И вот в Сергиевой Троицкой Лавре было ещё двухдневное успокоение. Впрочем, только для Федьки, всё никак не могущего отойти душою от пережитого в Коломенском. Что-то щемило и звало обернуться, стоило только остаться с собою наедине в однообразии зимней дороги. Государь, как обходом стали миновать Москву, не видимую за дымным снежным горизонтом, велел не задерживаться ни на минуту, а Федьке наказал ехать прямо возле дверей своего возка.
Белокаменные стены Лавры и возводимые на щедрые прошлогодние государевы ссуды всё новые храмы и келейные покои внутри их крепостного кольца вселяли некую умиротворённость… Государь почти всё время проводил в молитвах, и долго беседовал с иерархами наедине.
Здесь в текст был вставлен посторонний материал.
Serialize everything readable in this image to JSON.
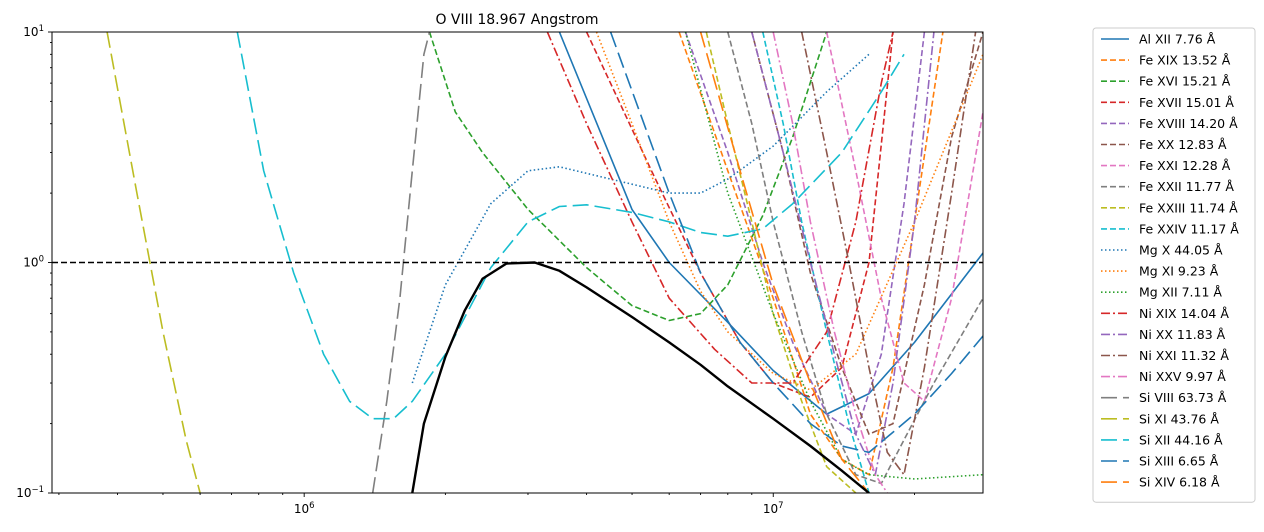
{
  "chart_data": {
    "type": "line",
    "title": "O VIII 18.967 Angstrom",
    "xlabel": "",
    "ylabel": "",
    "xscale": "log",
    "yscale": "log",
    "xlim": [
      290000,
      28000000
    ],
    "ylim": [
      0.1,
      10
    ],
    "x_ticks": [
      {
        "value": 1000000,
        "base": "10",
        "exp": "6"
      },
      {
        "value": 10000000,
        "base": "10",
        "exp": "7"
      }
    ],
    "y_ticks": [
      {
        "value": 0.1,
        "base": "10",
        "exp": "−1"
      },
      {
        "value": 1,
        "base": "10",
        "exp": "0"
      },
      {
        "value": 10,
        "base": "10",
        "exp": "1"
      }
    ],
    "grid": false,
    "legend_position": "outside-right",
    "reference_line": {
      "y": 1.0,
      "color": "#000000",
      "style": "dashed"
    },
    "envelope": {
      "color": "#000000",
      "points": [
        [
          1700000,
          0.1
        ],
        [
          1800000,
          0.2
        ],
        [
          2000000,
          0.39
        ],
        [
          2200000,
          0.62
        ],
        [
          2400000,
          0.85
        ],
        [
          2700000,
          0.99
        ],
        [
          3100000,
          1.0
        ],
        [
          3500000,
          0.92
        ],
        [
          4000000,
          0.78
        ],
        [
          5000000,
          0.58
        ],
        [
          6000000,
          0.45
        ],
        [
          7000000,
          0.36
        ],
        [
          8000000,
          0.29
        ],
        [
          10000000,
          0.21
        ],
        [
          12000000,
          0.16
        ],
        [
          14000000,
          0.125
        ],
        [
          16000000,
          0.1
        ]
      ]
    },
    "series": [
      {
        "name": "Al XII 7.76 Å",
        "color": "#1f77b4",
        "dash": "solid",
        "points": [
          [
            3500000,
            10
          ],
          [
            5000000,
            1.7
          ],
          [
            6000000,
            1.0
          ],
          [
            8000000,
            0.55
          ],
          [
            10000000,
            0.34
          ],
          [
            13000000,
            0.22
          ],
          [
            16000000,
            0.27
          ],
          [
            20000000,
            0.45
          ],
          [
            28000000,
            1.1
          ]
        ]
      },
      {
        "name": "Fe XIX 13.52 Å",
        "color": "#ff7f0e",
        "dash": "dashed",
        "points": [
          [
            6300000,
            10
          ],
          [
            8000000,
            2.5
          ],
          [
            10000000,
            0.7
          ],
          [
            12000000,
            0.22
          ],
          [
            14000000,
            0.14
          ],
          [
            16000000,
            0.12
          ],
          [
            18000000,
            0.35
          ],
          [
            20000000,
            1.5
          ],
          [
            23000000,
            10
          ]
        ]
      },
      {
        "name": "Fe XVI 15.21 Å",
        "color": "#2ca02c",
        "dash": "dashed",
        "points": [
          [
            1850000,
            10
          ],
          [
            2100000,
            4.5
          ],
          [
            2400000,
            3.0
          ],
          [
            3000000,
            1.7
          ],
          [
            4000000,
            0.95
          ],
          [
            5000000,
            0.65
          ],
          [
            6000000,
            0.56
          ],
          [
            7000000,
            0.6
          ],
          [
            8000000,
            0.8
          ],
          [
            9500000,
            1.6
          ],
          [
            11000000,
            3.5
          ],
          [
            13000000,
            10
          ]
        ]
      },
      {
        "name": "Fe XVII 15.01 Å",
        "color": "#d62728",
        "dash": "dashed",
        "points": [
          [
            4000000,
            10
          ],
          [
            5500000,
            2.5
          ],
          [
            7000000,
            0.9
          ],
          [
            8500000,
            0.45
          ],
          [
            10000000,
            0.3
          ],
          [
            12000000,
            0.26
          ],
          [
            14000000,
            0.35
          ],
          [
            16000000,
            1.0
          ],
          [
            18000000,
            10
          ]
        ]
      },
      {
        "name": "Fe XVIII 14.20 Å",
        "color": "#9467bd",
        "dash": "dashed",
        "points": [
          [
            6500000,
            10
          ],
          [
            8000000,
            3.0
          ],
          [
            9500000,
            1.0
          ],
          [
            11000000,
            0.45
          ],
          [
            13000000,
            0.22
          ],
          [
            15000000,
            0.18
          ],
          [
            17000000,
            0.4
          ],
          [
            19000000,
            1.8
          ],
          [
            21000000,
            10
          ]
        ]
      },
      {
        "name": "Fe XX 12.83 Å",
        "color": "#8c564b",
        "dash": "dashed",
        "points": [
          [
            9000000,
            10
          ],
          [
            10500000,
            3.0
          ],
          [
            12000000,
            0.9
          ],
          [
            14000000,
            0.35
          ],
          [
            16000000,
            0.18
          ],
          [
            18000000,
            0.2
          ],
          [
            21000000,
            0.8
          ],
          [
            24000000,
            3.5
          ],
          [
            28000000,
            10
          ]
        ]
      },
      {
        "name": "Fe XXI 12.28 Å",
        "color": "#e377c2",
        "dash": "dashed",
        "points": [
          [
            13000000,
            10
          ],
          [
            15000000,
            2.5
          ],
          [
            17000000,
            0.7
          ],
          [
            19000000,
            0.3
          ],
          [
            21000000,
            0.25
          ],
          [
            24000000,
            0.7
          ],
          [
            28000000,
            4.5
          ]
        ]
      },
      {
        "name": "Fe XXII 11.77 Å",
        "color": "#7f7f7f",
        "dash": "dashed",
        "points": [
          [
            8000000,
            10
          ],
          [
            9000000,
            4.0
          ],
          [
            10000000,
            1.5
          ],
          [
            11500000,
            0.5
          ],
          [
            13000000,
            0.22
          ],
          [
            15000000,
            0.12
          ],
          [
            17000000,
            0.11
          ],
          [
            19000000,
            0.17
          ],
          [
            22000000,
            0.3
          ],
          [
            28000000,
            0.7
          ]
        ]
      },
      {
        "name": "Fe XXIII 11.74 Å",
        "color": "#bcbd22",
        "dash": "dashed",
        "points": [
          [
            7200000,
            10
          ],
          [
            8000000,
            4.0
          ],
          [
            9000000,
            1.5
          ],
          [
            10000000,
            0.6
          ],
          [
            11500000,
            0.25
          ],
          [
            13000000,
            0.13
          ],
          [
            15000000,
            0.1
          ]
        ]
      },
      {
        "name": "Fe XXIV 11.17 Å",
        "color": "#17becf",
        "dash": "dashed",
        "points": [
          [
            9500000,
            10
          ],
          [
            10500000,
            4.0
          ],
          [
            11500000,
            1.5
          ],
          [
            13000000,
            0.5
          ],
          [
            14500000,
            0.2
          ],
          [
            16000000,
            0.1
          ]
        ]
      },
      {
        "name": "Mg X 44.05 Å",
        "color": "#1f77b4",
        "dash": "dotted",
        "points": [
          [
            1700000,
            0.3
          ],
          [
            2000000,
            0.8
          ],
          [
            2500000,
            1.8
          ],
          [
            3000000,
            2.5
          ],
          [
            3500000,
            2.6
          ],
          [
            4500000,
            2.3
          ],
          [
            6000000,
            2.0
          ],
          [
            7000000,
            2.0
          ],
          [
            8000000,
            2.3
          ],
          [
            10000000,
            3.2
          ],
          [
            13000000,
            5.5
          ],
          [
            16000000,
            8.0
          ]
        ]
      },
      {
        "name": "Mg XI 9.23 Å",
        "color": "#ff7f0e",
        "dash": "dotted",
        "points": [
          [
            4200000,
            10
          ],
          [
            5000000,
            4.0
          ],
          [
            6000000,
            1.5
          ],
          [
            7000000,
            0.75
          ],
          [
            8000000,
            0.5
          ],
          [
            10000000,
            0.33
          ],
          [
            12000000,
            0.28
          ],
          [
            15000000,
            0.4
          ],
          [
            20000000,
            1.5
          ],
          [
            28000000,
            8.0
          ]
        ]
      },
      {
        "name": "Mg XII 7.11 Å",
        "color": "#2ca02c",
        "dash": "dotted",
        "points": [
          [
            6500000,
            10
          ],
          [
            8000000,
            2.0
          ],
          [
            10000000,
            0.6
          ],
          [
            12000000,
            0.25
          ],
          [
            14000000,
            0.14
          ],
          [
            16000000,
            0.12
          ],
          [
            20000000,
            0.115
          ],
          [
            28000000,
            0.12
          ]
        ]
      },
      {
        "name": "Ni XIX 14.04 Å",
        "color": "#d62728",
        "dash": "dashdot",
        "points": [
          [
            3300000,
            10
          ],
          [
            4000000,
            4.0
          ],
          [
            5000000,
            1.5
          ],
          [
            6000000,
            0.7
          ],
          [
            7500000,
            0.42
          ],
          [
            9000000,
            0.3
          ],
          [
            11000000,
            0.3
          ],
          [
            13000000,
            0.5
          ],
          [
            15000000,
            1.5
          ],
          [
            17000000,
            6.0
          ],
          [
            18000000,
            10
          ]
        ]
      },
      {
        "name": "Ni XX 11.83 Å",
        "color": "#9467bd",
        "dash": "dashdot",
        "points": [
          [
            9000000,
            10
          ],
          [
            10500000,
            3.0
          ],
          [
            12000000,
            1.0
          ],
          [
            13500000,
            0.4
          ],
          [
            15000000,
            0.18
          ],
          [
            16500000,
            0.12
          ],
          [
            18000000,
            0.3
          ],
          [
            20000000,
            1.5
          ],
          [
            22000000,
            10
          ]
        ]
      },
      {
        "name": "Ni XXI 11.32 Å",
        "color": "#8c564b",
        "dash": "dashdot",
        "points": [
          [
            11500000,
            10
          ],
          [
            13000000,
            3.0
          ],
          [
            14500000,
            1.0
          ],
          [
            16000000,
            0.35
          ],
          [
            17500000,
            0.15
          ],
          [
            19000000,
            0.12
          ],
          [
            21000000,
            0.35
          ],
          [
            24000000,
            2.0
          ],
          [
            27000000,
            10
          ]
        ]
      },
      {
        "name": "Ni XXV 9.97 Å",
        "color": "#e377c2",
        "dash": "dashdot",
        "points": [
          [
            10000000,
            10
          ],
          [
            11000000,
            4.0
          ],
          [
            12000000,
            1.5
          ],
          [
            13500000,
            0.5
          ],
          [
            15000000,
            0.22
          ],
          [
            16500000,
            0.12
          ],
          [
            17500000,
            0.1
          ]
        ]
      },
      {
        "name": "Si VIII 63.73 Å",
        "color": "#7f7f7f",
        "dash": "longdash",
        "points": [
          [
            1400000,
            0.1
          ],
          [
            1500000,
            0.25
          ],
          [
            1600000,
            0.7
          ],
          [
            1700000,
            2.5
          ],
          [
            1800000,
            8.0
          ],
          [
            1850000,
            10
          ]
        ]
      },
      {
        "name": "Si XI 43.76 Å",
        "color": "#bcbd22",
        "dash": "longdash",
        "points": [
          [
            380000,
            10
          ],
          [
            440000,
            2.0
          ],
          [
            500000,
            0.5
          ],
          [
            560000,
            0.17
          ],
          [
            600000,
            0.1
          ]
        ]
      },
      {
        "name": "Si XII 44.16 Å",
        "color": "#17becf",
        "dash": "longdash",
        "points": [
          [
            720000,
            10
          ],
          [
            820000,
            2.5
          ],
          [
            950000,
            0.9
          ],
          [
            1100000,
            0.4
          ],
          [
            1250000,
            0.25
          ],
          [
            1400000,
            0.21
          ],
          [
            1550000,
            0.21
          ],
          [
            1700000,
            0.25
          ],
          [
            2000000,
            0.4
          ],
          [
            2500000,
            0.95
          ],
          [
            3000000,
            1.5
          ],
          [
            3500000,
            1.75
          ],
          [
            4000000,
            1.78
          ],
          [
            5000000,
            1.65
          ],
          [
            6000000,
            1.5
          ],
          [
            7000000,
            1.35
          ],
          [
            8000000,
            1.3
          ],
          [
            9500000,
            1.4
          ],
          [
            11000000,
            1.8
          ],
          [
            14000000,
            3.0
          ],
          [
            17000000,
            5.5
          ],
          [
            19000000,
            8.0
          ]
        ]
      },
      {
        "name": "Si XIII 6.65 Å",
        "color": "#1f77b4",
        "dash": "longdash",
        "points": [
          [
            4500000,
            10
          ],
          [
            6000000,
            2.0
          ],
          [
            7000000,
            0.9
          ],
          [
            8500000,
            0.45
          ],
          [
            10000000,
            0.3
          ],
          [
            12000000,
            0.2
          ],
          [
            14000000,
            0.16
          ],
          [
            16000000,
            0.15
          ],
          [
            20000000,
            0.22
          ],
          [
            24000000,
            0.33
          ],
          [
            28000000,
            0.48
          ]
        ]
      },
      {
        "name": "Si XIV 6.18 Å",
        "color": "#ff7f0e",
        "dash": "longdash",
        "points": [
          [
            7000000,
            10
          ],
          [
            8500000,
            2.5
          ],
          [
            10000000,
            0.8
          ],
          [
            12000000,
            0.3
          ],
          [
            14000000,
            0.14
          ],
          [
            16000000,
            0.1
          ]
        ]
      }
    ]
  }
}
Федька ожидал с смиренным видом за дверьми. Теперь государь не отпускал его от себя ни на минуту, разве что по нужде. Федька перенимал его напряжение, его суровость, молчаливость, и, не зная, чем унять непрестанную тревогу в себе, союзную его тяжёлой и гневной тревоге, оставаясь с ним на ночь без других глаз, приближался, чуя, что желанен, опускался к ногам государя, брал осторожно его руку в свои, прижимался щекою, а после, осторожно очень – губами, и молчал, пока государь не заговаривал с ним. Иногда Федьке казалось, что государь хочет о чём-то испросить его, но как будто не решается. Сие немыслимо было, чтоб государя что-то могло смущать перед ним. Не вынеся раз такого, Федька поднял глаза. И – да, государь смотрел на него, окаменевши обострившимся ликом, горестно, небывало, и вместе с тем – в затаённом восхищении будто бы… Вопрошающе даже не его – себя о чём-то. Страшно стало, ведь нельзя же ответить на то, о чём не спрошено. С тихим-тихим стоном опускалась Федькина голова, как под тяжестью непомерной, и всё в нём дрожало. Но Иоанн только вздохнул, и мягко пожелал им обоим возлечь на покой на сегодня… И поднялся из кресла, мимоходом приласкав Федькины отросшие кудри.